Last Week Republican hopeful for Governor, Rick Lazio, called on Attorney General Andrew Cuomo, his Democratic opponent, to investigate the group behind the proposed Mosque and Islamic Community center a few blocks from the World Trade Center. Citing the New York Post, Lazio questioned the sympathies of the center, called the Cordoba House, to known terror groups and also where the center will get its funding, stating that “the people have a right to know if this ‘charity’ is using its resources in a legitimate, legal, and charitable way.”
On Monday, Mayor Michael Bloomberg responded to Lazio’s comments, saying that investigating or vetting religious organizations goes against what the nation stands for.
In May, Community Board 1 approved the Cordoba House.

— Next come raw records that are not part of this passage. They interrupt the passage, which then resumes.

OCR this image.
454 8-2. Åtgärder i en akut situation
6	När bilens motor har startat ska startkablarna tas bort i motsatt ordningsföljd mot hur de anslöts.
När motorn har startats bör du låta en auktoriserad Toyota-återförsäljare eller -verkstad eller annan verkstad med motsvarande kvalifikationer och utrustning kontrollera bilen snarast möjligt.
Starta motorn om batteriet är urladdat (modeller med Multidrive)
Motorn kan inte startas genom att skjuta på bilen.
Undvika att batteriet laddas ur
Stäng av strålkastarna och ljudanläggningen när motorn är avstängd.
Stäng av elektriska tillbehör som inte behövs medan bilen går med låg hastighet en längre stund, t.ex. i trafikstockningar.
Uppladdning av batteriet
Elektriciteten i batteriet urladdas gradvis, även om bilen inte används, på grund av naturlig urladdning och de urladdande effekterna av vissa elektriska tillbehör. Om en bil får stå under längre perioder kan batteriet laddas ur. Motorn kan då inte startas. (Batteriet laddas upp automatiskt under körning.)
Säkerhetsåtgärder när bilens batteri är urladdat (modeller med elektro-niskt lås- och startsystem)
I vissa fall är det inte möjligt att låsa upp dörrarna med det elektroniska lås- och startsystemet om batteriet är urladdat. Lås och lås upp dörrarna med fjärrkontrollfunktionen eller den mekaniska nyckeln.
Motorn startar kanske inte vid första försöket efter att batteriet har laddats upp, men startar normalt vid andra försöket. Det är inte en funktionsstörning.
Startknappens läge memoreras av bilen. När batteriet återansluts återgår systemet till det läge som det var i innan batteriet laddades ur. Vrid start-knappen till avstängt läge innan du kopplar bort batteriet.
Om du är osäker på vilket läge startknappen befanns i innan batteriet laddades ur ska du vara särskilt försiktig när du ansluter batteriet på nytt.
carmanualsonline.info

Now, the plans go to the New York City Landmark’s Committee, where technically the issue at hand is not whether or not the community wants the Mosque built or if the Cordoba Initiative should be investigated, but if the building’s architecture, which would be torn down, needs to be saved
Valerie Lucznikowska, who lost her Nephew in the 2nd Tower, doesn’t believe the park place building has any unique value for a Landmark. The September, 11th Families for Peaceful Tomorrows member believes this latest hurdle is just another way to block the construction. “I think its anger and frustration that doesn’t know where to go because they’re frightened,” Lucznikowska says. “So they take their anger and frustration out on those they don’t know and I think that is actually the history of prejudice.”
Khaled Hedfi, a Muslim American, runs a food cart around the corner from the potential Mosque, a stone’s throw from where the towers fell. “All those people who are going to pray there, they work in those offices right there”, Hedfi says as he points to ground zero, “they worked in The World Trade Center, what’s the big difference? Its not a big deal.”
The Landmark’s hearing starts at 2 p.m. on Tuesday. The vote, however, won’t take place until later this summer.